I pursed my lips. ‘I don’t have much. None of us ever carry much. You know, in case someone puts a gun to the back of our head and demands it all.’
‘All I’m saying,’ I continued blithely, ‘is that perhaps you should weigh this up a little more. Risk versus reward. I’m not sure you’ve really thought this through and I’d like to give you another opportunity to do that.’ I softened my voice to show him that I was in earnest. ‘Everyone deserves a second chance.’
Unfortunately, my lanky gentleman wasn’t listening. He pushed the muzzle of the gun deeper into my flesh. Okay, that hurt. And I was starting to get irritated.
‘I’ll give you one last chance,’ he told me, ‘before I splatter your brains all across your windshield.’
I wanted to tell him that my brains were located where you’d expect and that if he pulled the trigger right now it would be my windpipe that would see the damage; my brains would remain intact. Somehow I didn’t think this was the time for an anatomy lesson.
‘Okay,’ I said soothingly. ‘I have a cashbox in the glove department. I need to lean across.’
‘Don’t try anything funny.’
Maybe it was his tone of voice but more likely it was his choice of words. In any case, when I stretched out to open the glove box with my left hand and sketched out a rune onto my thigh with my right hand, I knew exactly what I was doing. And, yes, I thought it was pretty funny.
‘What the…?’ he spluttered. ‘What the fuck?’ He yanked what had been a lethal weapon away from my neck and stared at what was now a banana. Clichéd, sure, but it made me smile.
‘I wouldn’t recommend trying to eat it,’ I said sunnily. It might look like a banana and feel like a banana but magic could only go so far. Unfortunately.
His eyes swung from the banana to me and then back again. I didn’t think it was possible but he seemed even paler than before. ‘You’re a witch.’
Duh. ‘Yes, I am,’ I replied pleasantly.
‘What is a witch doing driving a cab?’
That was a long, long story that I certainly wasn’t getting into with this guy. ‘I did give you the chance to change your mind,’ I told him.
His eyes shifted as he calculated the odds. I reckoned it was about fifty–fifty whether he lunged for me or made a run for it. Fortunately for both us, he chose the latter. He grabbed the door handle and tugged furiously but, of course, it didn’t open. Central locking. I was feeling generous, though, because I activated the button to open the door and he fell out. He scrambled to his feet, almost tripping over them in his haste to get away. Then he veered down the road, narrowly avoiding getting run over by a double-decker bus.
I watched him for a moment or two as he sped away towards the pavement and his supposed freedom. The smart thing to do would be to let him go; less hassle on all accounts. But there was a niggling voice in the back of my head that told me he’d be free to try this again – and on someone with fewer defensive abilities than me. I couldn’t do it. I rolled my eyes. Some days I wish I didn’t have a conscience.

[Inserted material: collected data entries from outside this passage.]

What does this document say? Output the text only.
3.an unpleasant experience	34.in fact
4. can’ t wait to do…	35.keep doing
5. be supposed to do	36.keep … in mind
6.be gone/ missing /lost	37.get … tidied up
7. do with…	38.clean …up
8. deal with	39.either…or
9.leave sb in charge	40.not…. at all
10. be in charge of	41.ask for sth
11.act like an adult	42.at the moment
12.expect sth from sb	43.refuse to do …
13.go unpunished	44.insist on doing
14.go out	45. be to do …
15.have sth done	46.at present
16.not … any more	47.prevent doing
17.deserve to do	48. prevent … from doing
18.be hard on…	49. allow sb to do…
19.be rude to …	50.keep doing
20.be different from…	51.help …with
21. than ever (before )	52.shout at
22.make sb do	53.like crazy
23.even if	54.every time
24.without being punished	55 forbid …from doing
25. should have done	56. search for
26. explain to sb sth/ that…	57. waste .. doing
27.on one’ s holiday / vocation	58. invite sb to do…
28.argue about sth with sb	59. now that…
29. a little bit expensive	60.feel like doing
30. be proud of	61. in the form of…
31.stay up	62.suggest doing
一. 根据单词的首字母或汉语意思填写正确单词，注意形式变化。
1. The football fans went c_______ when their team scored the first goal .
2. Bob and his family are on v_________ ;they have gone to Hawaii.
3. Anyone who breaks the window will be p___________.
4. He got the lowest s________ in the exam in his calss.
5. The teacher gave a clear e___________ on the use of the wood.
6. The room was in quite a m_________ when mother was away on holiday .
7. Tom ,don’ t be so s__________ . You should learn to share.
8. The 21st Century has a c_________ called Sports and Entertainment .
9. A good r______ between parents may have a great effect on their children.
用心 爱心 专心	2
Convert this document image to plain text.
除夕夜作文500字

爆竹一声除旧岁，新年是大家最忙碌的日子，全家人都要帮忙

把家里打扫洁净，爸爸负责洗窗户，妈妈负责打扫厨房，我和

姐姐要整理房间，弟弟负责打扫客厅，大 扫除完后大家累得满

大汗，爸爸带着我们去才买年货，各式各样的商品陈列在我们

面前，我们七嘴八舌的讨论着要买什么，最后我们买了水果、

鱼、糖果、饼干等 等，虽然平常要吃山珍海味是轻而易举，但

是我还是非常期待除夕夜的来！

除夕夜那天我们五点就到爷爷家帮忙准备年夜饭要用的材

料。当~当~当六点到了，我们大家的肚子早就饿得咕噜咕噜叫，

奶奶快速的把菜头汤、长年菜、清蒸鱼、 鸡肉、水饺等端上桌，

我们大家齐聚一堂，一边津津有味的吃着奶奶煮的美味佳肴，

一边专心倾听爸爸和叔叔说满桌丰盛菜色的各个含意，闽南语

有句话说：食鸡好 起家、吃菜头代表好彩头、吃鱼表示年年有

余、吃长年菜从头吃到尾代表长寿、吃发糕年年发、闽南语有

I counted to three under my breath then raised my hand and drew out another rune. There was a loud crack and a heavy tree branch crashed down onto the head of my would-be assailant. He collapsed instantly.
‘Stay here,’ I murmured to the taxi. I shoved my hands in my pockets and, whistling, wandered over towards the idiot who’d ruined my day.
A passing car stopped and a dark-haired woman leapt out and ran towards him. I supposed from this angle he did look like a victim of an arboreal attack instead of someone who’d received his just desserts.
I reached her as she began tugging at the branch that was pinning him down. ‘I wouldn’t do that,’ I remarked.
She stared up at me. ‘This man is trapped! He needs our help.’ She yanked at the branch again, although all she succeeded in doing was to get several small twigs caught in her designer jacket. There was a ripping sound as the expensive fabric gave way. I winced.